Provide real GPU/NCCL entrypoints for the Chapter 4 communication labs.

The other labs in this directory are CPU-portable concept models. This lab is intentionally not portable: it should be run only on a host with CUDA, NCCL, PyTorch distributed support, and at least two visible NVIDIA GPUs.

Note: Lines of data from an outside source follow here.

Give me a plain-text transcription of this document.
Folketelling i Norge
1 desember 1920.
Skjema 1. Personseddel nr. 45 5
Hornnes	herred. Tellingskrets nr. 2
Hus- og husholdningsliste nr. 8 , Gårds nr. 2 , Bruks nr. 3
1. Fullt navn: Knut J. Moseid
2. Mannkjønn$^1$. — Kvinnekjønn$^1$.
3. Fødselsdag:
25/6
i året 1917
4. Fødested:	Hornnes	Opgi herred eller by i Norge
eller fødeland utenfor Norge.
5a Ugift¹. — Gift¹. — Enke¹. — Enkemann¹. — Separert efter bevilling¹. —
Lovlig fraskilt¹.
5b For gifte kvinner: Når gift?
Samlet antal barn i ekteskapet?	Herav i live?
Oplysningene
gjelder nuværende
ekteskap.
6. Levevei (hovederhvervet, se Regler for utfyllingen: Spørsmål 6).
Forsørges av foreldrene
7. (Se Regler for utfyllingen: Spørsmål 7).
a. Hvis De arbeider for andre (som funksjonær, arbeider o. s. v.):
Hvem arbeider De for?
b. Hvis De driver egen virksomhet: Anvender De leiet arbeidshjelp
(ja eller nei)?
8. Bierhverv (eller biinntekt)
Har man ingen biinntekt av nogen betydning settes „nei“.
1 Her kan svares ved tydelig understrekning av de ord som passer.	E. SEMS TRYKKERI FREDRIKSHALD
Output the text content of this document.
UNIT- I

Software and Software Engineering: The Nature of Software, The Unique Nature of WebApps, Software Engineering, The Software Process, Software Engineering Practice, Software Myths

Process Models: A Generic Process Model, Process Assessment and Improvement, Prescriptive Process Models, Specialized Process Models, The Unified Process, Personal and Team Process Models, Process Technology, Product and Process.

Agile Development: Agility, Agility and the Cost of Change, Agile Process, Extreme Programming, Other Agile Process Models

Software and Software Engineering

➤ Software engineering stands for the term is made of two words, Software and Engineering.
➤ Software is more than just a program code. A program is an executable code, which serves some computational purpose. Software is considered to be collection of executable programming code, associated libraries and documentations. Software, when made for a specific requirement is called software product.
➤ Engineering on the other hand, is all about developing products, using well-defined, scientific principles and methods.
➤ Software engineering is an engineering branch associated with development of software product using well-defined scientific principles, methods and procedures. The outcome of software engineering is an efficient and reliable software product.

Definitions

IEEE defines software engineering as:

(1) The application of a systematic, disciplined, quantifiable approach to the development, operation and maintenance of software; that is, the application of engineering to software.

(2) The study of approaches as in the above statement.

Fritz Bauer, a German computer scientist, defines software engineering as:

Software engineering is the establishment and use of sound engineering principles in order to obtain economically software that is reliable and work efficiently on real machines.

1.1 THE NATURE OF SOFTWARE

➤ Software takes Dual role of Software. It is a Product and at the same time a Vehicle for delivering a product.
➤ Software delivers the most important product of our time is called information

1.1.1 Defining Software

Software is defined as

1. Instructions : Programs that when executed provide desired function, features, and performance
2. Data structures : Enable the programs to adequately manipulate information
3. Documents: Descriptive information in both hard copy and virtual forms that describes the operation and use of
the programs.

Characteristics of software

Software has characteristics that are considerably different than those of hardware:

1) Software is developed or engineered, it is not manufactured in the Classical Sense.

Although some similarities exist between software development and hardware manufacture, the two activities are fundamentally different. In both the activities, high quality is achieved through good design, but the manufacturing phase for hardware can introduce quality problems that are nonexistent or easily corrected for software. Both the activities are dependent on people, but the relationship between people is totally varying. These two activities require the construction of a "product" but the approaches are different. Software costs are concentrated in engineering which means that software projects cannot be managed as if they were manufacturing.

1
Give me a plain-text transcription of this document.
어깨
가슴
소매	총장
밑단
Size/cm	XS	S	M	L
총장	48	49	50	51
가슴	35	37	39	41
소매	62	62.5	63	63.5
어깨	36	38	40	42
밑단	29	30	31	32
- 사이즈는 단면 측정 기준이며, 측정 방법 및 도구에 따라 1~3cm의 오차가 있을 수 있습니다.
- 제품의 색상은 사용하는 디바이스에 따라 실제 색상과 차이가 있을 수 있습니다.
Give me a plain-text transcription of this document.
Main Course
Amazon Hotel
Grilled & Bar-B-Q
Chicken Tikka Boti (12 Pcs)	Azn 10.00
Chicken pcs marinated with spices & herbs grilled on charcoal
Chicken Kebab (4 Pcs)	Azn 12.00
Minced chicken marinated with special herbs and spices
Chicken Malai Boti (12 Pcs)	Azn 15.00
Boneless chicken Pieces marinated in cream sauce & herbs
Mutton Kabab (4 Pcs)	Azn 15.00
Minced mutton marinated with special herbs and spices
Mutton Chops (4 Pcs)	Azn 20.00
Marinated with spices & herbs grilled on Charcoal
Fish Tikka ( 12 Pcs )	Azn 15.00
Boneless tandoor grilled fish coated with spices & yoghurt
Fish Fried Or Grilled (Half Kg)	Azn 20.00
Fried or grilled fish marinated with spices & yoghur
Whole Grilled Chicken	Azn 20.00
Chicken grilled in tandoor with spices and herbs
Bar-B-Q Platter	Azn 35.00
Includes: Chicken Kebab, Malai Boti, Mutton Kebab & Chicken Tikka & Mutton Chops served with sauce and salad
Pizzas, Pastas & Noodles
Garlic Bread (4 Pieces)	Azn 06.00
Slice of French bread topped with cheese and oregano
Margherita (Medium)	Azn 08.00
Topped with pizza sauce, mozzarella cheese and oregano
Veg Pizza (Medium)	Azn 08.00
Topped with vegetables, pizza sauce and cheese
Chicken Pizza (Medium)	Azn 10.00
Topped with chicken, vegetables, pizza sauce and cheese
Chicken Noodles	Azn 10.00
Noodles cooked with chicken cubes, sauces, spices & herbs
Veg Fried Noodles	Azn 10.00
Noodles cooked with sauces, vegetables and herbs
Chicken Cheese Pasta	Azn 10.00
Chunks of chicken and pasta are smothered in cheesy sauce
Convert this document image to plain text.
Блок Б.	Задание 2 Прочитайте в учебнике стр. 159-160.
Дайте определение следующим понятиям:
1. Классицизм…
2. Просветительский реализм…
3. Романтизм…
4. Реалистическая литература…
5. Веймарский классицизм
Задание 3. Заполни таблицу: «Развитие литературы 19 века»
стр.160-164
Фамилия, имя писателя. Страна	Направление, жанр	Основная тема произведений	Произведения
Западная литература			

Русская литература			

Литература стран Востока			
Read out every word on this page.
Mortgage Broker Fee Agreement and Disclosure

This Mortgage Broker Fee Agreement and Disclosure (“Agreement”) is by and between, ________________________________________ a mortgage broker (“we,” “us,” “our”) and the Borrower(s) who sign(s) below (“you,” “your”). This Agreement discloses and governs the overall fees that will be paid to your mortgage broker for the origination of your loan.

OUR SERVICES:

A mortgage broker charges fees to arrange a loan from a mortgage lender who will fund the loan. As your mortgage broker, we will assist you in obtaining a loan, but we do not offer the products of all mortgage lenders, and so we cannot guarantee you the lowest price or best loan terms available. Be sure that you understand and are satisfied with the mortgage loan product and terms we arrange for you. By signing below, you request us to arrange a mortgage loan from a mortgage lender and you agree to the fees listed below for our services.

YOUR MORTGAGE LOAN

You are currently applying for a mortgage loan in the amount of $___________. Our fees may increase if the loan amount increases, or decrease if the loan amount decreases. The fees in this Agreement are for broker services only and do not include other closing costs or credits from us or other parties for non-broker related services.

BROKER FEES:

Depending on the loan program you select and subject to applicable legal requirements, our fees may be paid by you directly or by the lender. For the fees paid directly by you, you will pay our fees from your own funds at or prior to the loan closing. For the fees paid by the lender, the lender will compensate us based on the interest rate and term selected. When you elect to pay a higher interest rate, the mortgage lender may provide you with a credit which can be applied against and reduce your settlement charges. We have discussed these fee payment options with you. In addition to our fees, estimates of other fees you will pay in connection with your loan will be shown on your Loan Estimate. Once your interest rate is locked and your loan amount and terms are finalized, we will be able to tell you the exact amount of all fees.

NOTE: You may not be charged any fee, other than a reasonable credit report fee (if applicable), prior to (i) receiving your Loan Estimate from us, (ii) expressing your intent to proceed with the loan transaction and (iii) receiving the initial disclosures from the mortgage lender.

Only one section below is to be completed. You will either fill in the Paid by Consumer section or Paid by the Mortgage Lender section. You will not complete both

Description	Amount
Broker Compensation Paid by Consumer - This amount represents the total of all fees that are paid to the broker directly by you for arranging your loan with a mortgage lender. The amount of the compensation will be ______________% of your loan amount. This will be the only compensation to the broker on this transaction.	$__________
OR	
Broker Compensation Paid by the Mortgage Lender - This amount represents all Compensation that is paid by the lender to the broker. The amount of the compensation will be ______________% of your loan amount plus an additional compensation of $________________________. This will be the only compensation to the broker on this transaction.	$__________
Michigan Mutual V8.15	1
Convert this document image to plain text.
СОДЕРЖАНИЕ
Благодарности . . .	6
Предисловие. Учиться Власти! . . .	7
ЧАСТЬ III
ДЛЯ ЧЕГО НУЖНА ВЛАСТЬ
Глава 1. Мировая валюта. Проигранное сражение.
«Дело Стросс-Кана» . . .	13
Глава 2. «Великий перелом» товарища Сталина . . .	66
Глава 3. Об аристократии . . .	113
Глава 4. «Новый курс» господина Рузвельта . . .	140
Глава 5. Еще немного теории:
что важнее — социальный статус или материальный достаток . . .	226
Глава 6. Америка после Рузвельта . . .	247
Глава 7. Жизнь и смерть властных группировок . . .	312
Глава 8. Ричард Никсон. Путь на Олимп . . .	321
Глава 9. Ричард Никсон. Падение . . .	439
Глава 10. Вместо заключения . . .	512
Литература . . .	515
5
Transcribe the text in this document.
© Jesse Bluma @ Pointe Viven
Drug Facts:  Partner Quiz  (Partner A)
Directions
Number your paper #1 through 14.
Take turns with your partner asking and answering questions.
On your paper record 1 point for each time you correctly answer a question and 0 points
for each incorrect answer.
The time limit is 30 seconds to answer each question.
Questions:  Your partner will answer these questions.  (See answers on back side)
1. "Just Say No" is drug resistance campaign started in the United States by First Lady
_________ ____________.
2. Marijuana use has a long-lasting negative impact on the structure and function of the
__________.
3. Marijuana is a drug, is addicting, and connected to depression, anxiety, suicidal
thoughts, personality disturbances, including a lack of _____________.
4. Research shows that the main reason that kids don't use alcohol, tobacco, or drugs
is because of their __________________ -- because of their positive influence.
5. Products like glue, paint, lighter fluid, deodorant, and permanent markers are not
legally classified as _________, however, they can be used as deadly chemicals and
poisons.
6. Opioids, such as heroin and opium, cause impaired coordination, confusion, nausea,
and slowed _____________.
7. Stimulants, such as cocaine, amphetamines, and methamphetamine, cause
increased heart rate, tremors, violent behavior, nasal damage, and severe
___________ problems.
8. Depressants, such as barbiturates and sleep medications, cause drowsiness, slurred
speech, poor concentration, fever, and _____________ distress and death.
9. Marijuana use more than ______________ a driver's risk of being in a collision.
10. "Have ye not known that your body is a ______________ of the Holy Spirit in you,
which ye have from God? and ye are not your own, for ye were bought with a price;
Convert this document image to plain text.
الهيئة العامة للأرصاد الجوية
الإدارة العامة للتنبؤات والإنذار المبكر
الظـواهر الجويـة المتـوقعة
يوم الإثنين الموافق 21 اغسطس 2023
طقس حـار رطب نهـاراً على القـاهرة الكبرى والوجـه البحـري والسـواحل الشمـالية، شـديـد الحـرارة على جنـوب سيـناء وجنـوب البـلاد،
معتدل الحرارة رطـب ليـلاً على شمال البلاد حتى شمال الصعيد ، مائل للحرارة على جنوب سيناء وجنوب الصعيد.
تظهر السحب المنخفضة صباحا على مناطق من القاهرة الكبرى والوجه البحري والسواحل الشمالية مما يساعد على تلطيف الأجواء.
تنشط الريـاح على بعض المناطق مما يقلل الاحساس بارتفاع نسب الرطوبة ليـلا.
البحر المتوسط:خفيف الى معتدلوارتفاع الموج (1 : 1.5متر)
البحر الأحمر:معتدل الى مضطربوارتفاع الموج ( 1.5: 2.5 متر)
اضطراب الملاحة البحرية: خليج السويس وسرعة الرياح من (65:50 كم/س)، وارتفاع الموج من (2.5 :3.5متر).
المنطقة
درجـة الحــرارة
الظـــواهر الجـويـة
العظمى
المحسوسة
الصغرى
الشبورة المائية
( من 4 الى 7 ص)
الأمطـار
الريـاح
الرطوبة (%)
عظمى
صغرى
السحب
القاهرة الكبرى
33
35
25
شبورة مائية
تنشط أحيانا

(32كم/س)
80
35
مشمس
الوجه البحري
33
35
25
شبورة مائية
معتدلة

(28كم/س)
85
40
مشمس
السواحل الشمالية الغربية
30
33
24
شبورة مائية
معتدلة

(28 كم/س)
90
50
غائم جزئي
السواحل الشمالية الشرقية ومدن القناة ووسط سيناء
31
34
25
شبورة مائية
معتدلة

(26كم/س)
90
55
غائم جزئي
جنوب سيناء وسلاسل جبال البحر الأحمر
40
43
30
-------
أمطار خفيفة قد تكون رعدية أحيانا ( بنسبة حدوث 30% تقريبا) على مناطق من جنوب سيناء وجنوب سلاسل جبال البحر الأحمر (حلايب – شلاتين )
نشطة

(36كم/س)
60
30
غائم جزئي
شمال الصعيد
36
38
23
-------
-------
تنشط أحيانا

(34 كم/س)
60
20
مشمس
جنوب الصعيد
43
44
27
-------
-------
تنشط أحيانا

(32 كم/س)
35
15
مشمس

This code adapts the chapter’s important GPU-facing communication ideas:

  • ddp_no_overlap.py
  • ddp_overlap.py
  • gradient bucket and NCCL all-reduce benchmark patterns
ScriptPurpose
no_overlap.pyRuns forward/backward, then manually all-reduces each parameter gradient after backward.
ddp_overlap.pyUses PyTorch DistributedDataParallel so gradient buckets can be reduced during backward.
allreduce_bucket_sweep.pyMeasures NCCL all-reduce latency and bandwidth across bucket sizes and dtypes.
topology_sweep.pyMeasures peer-copy bandwidth for visible GPU pairs.
dataparallel_vs_ddp.pyRuns DataParallel in one process or DDP under torchrun.
communicator_reuse.pyCompares process-group recreation with process-group reuse.
pipeline_1f1b.pyCUDA stream sketch for fill-drain vs overlapped pipeline work.
symmetric_memory_probe.pyChecks whether the local PyTorch build exposes symmetric-memory support.
Terminal window
torchrun --nproc_per_node=2 no_overlap.py
torchrun --nproc_per_node=2 ddp_overlap.py
torchrun --nproc_per_node=2 allreduce_bucket_sweep.py
python topology_sweep.py
python dataparallel_vs_ddp.py
torchrun --nproc_per_node=2 dataparallel_vs_ddp.py
torchrun --nproc_per_node=2 communicator_reuse.py
python pipeline_1f1b.py
python symmetric_memory_probe.py

Optional knobs:

Terminal window
torchrun --nproc_per_node=4 ddp_overlap.py --iterations 50 --warmup 10 --bucket-cap-mb 25
torchrun --nproc_per_node=4 allreduce_bucket_sweep.py --min-kb 16 --max-mb 512 --dtype fp16
  • no_overlap.py exposes all gradient communication after backward.
  • ddp_overlap.py should reduce step time when communication can overlap with backward compute.
  • allreduce_bucket_sweep.py should show poor efficiency for very small buckets and better bandwidth as message size grows.

Use these with Chapter 4 operational checks:

Terminal window
NCCL_DEBUG=INFO torchrun --nproc_per_node=2 ddp_overlap.py
nvidia-smi topo -m

For real profiling, capture an Nsight Systems trace and check whether NCCL kernels overlap with backward kernels. A successful run alone does not prove the fabric path is healthy.